Methods The novel Urat1-Uox DKO mice were used in a forced swimming test as loading exercise to explore the onset mechanism of EIAKI and evaluate related purine metabolism and renal injury parameters.
ResultsUrat1-Uox DKO mice had uricosuric effects and elevated levels of plasma creatinine (Cr) and blood urea nitrogen (BUN) as renal injury markers, and decreased Cr clearance (CLCr) observed in a forced swimming test. In addition, Urat1-Uox DKO mice had increased NLRP3 inflammasome activity and downregulated levels of Na+-K+-ATPase (NKA) protein in the kidney, as Western blot analysis showed. Finally, we demonstrated that topiroxostat and allopurinol, XOIs, improved renal injury and functional parameters of EIAKI.

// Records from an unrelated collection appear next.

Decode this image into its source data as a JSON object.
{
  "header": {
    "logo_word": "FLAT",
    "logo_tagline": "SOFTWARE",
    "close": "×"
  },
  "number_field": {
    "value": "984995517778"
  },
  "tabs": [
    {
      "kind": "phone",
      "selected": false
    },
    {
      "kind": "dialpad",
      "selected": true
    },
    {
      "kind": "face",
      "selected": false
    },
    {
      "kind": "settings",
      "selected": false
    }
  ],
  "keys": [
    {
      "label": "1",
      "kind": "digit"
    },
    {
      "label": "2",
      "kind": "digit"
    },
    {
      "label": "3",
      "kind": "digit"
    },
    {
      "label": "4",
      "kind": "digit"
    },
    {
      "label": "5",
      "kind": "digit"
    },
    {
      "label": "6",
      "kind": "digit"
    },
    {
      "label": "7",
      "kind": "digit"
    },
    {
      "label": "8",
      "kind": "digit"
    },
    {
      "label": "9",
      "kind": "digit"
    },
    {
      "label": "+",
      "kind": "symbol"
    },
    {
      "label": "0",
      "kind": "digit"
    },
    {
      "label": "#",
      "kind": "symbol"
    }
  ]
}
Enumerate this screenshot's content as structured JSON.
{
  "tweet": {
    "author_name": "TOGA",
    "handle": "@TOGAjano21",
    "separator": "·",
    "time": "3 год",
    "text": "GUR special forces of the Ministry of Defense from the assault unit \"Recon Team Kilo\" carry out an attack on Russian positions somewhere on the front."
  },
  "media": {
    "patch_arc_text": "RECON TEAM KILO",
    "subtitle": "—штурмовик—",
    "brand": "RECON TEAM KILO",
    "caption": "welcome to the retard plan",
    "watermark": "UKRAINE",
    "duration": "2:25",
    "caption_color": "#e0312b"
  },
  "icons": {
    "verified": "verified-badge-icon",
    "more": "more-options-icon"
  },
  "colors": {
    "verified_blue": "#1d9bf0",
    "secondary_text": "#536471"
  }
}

ConclusionsUrat1-Uox DKO mice are a useful experimental animal model for human RHUC1. The pathogenic mechanism of EIAKI was found to be due to increased levels of IL-1β via NLRP3 inflammasome signaling and NKA dysfunction associated with excessive urinary UA excretion. In addition, XOIs appear to be a promising therapeutic agent for the treatment of EIAKI.